5. A few examples of such specialised institutions are described below. They are not intended as a list of institutions that the local polytechnics will tie up with, but as examples of the type of institutions offering degrees of a practice-oriented nature that are highly valued in the market.
a. DigiPen Institute of Technology (USA) which specialises in 3D animation and computing, emphasises the development of their students’ abilities to be ready for the highest demand of the market, moving beyond just providing well rounded, academic foundations. Students hone their skills on producing actual games and animations based on strict schedules and aimed at equipping them with the practices and habits that ensure successful professional careers. Graduates of DigiPen are animators and game developers that are the benchmarks of the industry.
b. The University of Arts London (UK) is made up of five internationally renowned colleges that focus on art, design, fashion, communication and performing arts. The University offers a wide range of academic and professional programmes, from certificates and short courses to undergraduate degree programmes in specialist areas. Strong ties are maintained with industry through consultancy and contract research services, student placement and internship programmes.
c. The Department of Optometry and Vision Sciences at the University of Melbourne (Australia) is part of the Faculty of Science and offers a 5-year course leading to the degree of Bachelor of Optometry, as well as a Bachelor of Science with a major in Vision Sciences. The Department of Optometry and Vision Sciences is one of the world’s leading schools of optometry with excellent reputation in teaching and research. It is co-located with a large public clinic, which provides students with the opportunity for practical experience and exposure.
d. The Maritime Institute Willem Barentsz (
e. Culinary Institute of America (USA) allows students to acquire substantial practical experience in the course of learning through participation in industry-related seminars and working in many on-campus restaurants. The Institute employs more than 130 chef-instructors and other faculty members representing 16 countries, many of whom are industry leaders who are winners of the Culinary World Cup or Gold Medal at the Culinary Olympics where the elite of cooks from all over the world meet and compete, akin to the Olympic Games. Many of them are also published authors of textbooks and cookbooks.

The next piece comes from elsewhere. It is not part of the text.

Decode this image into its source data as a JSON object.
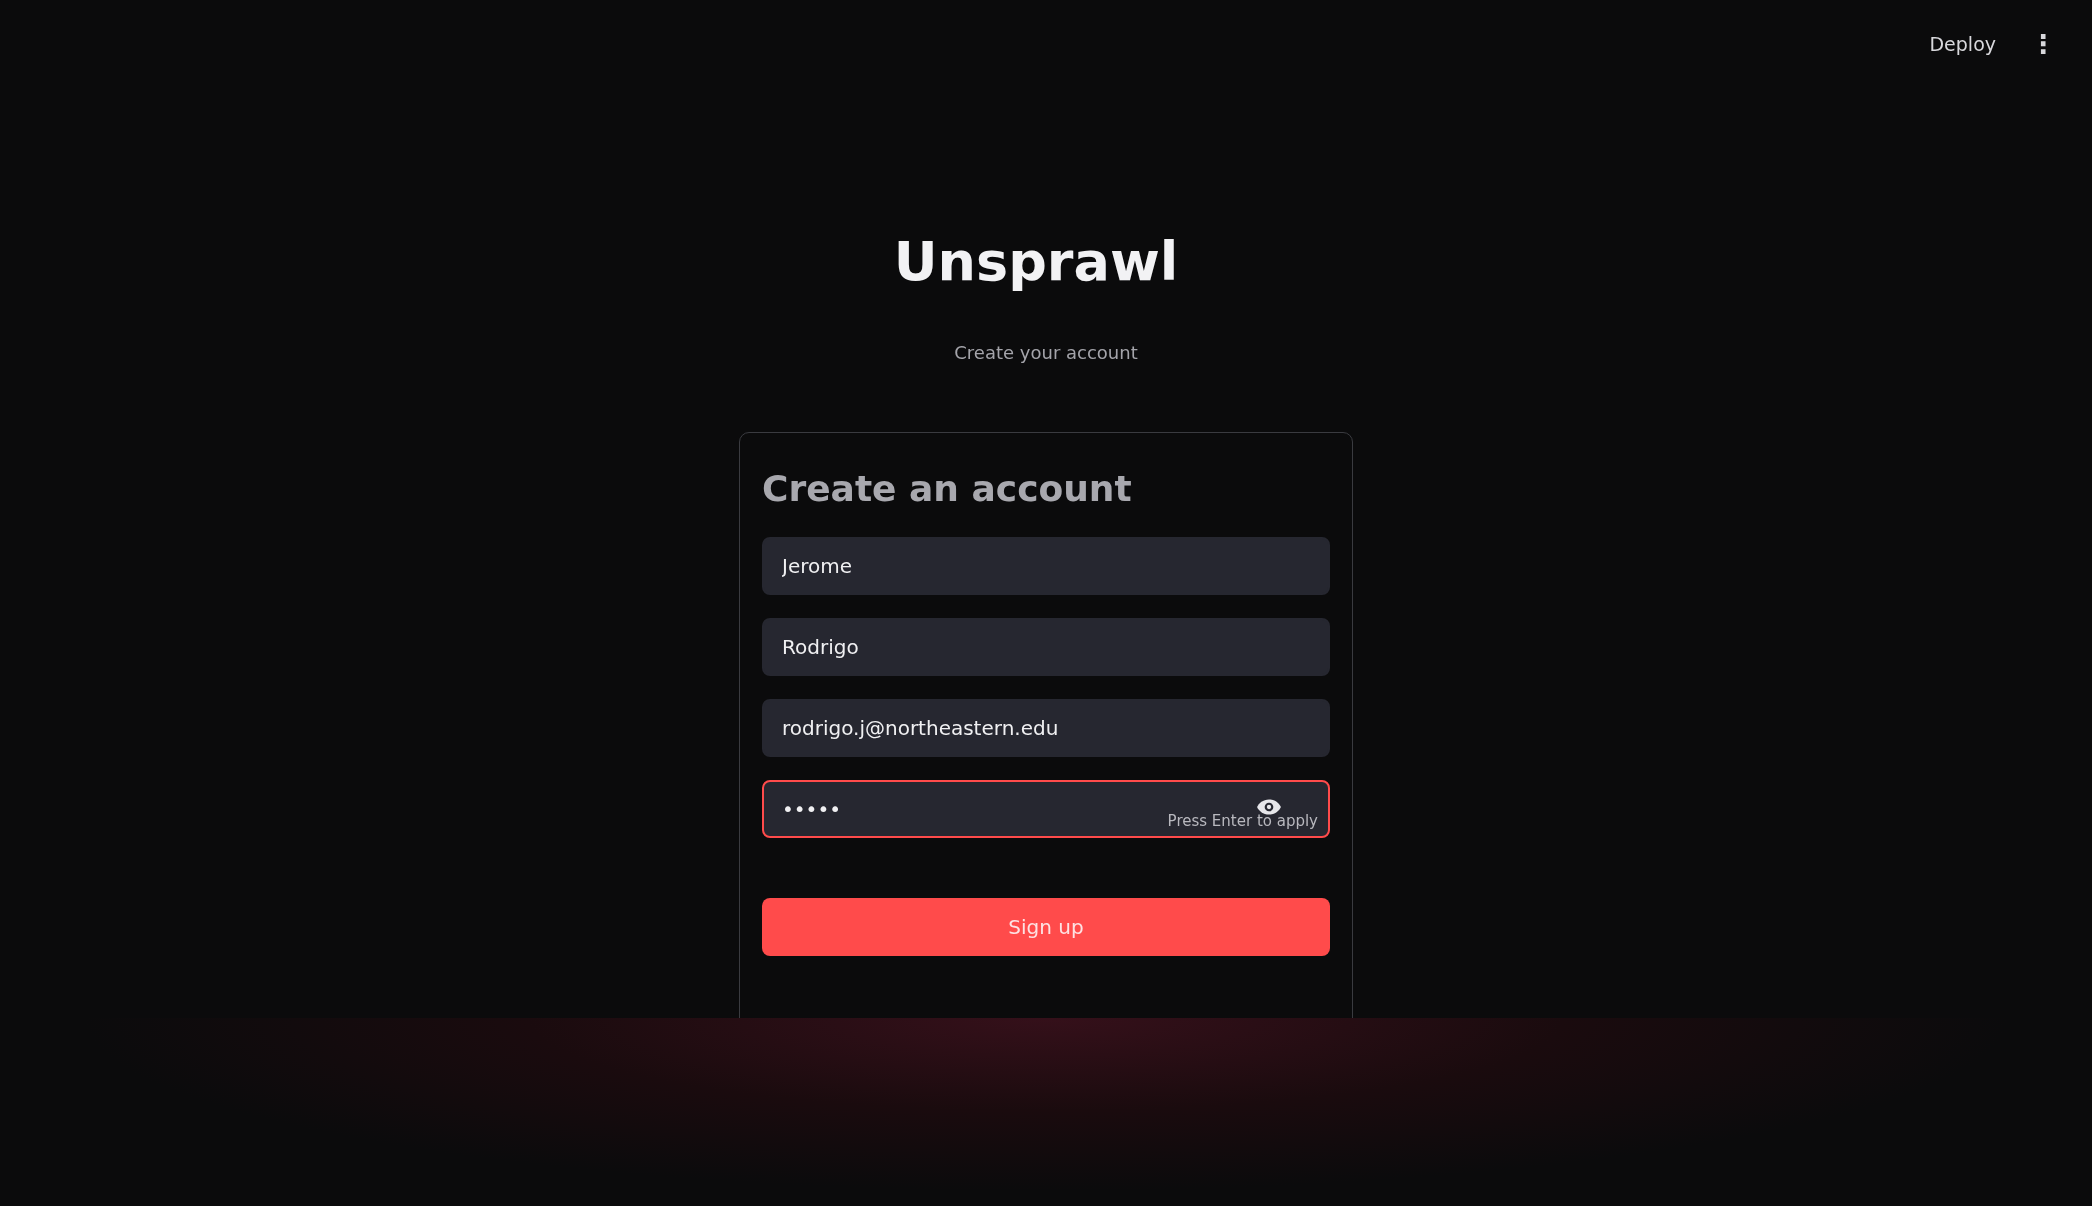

f. University of Nevada, Las Vegas (USA) has focused internship and mentor programmes to prepare students to enter the growing global hospitality and leisure services industry. Students can work in the university's Hospitality Research and Development Centre to gain hands-on experience in market research, facility layout and design, tourism development, executive development and other planning and operations of a resort or hotel business. Students can also travel and explore the global aspects of the industry, as well as benefit from faculty members and practising professionals who are the leading authorities in their areas of expertise.
 The Culinary World Cup, held in Luxembourg every four years, takes place during the five-day International Trade Fair for Gastronomy. The international culinary event - similar in prestige to the international Culinary Olympics held in Germany every four years - invites more than 900 chefs from about 28 counties of Europe, Africa, America, Asia and Australia to compete as teams for the Culinary World Cup for civilian chefs. Like the athletic Olympics with the official contests and rankings in sports that precede the games every four years, the culinary "cup" competitions gather the elite of cooks from all over the world to meet and compete for the Culinary World Cup. The hundreds of chefs cook as national and regional teams, teams from well-known hotels and restaurants, and teams from hotel high-schools.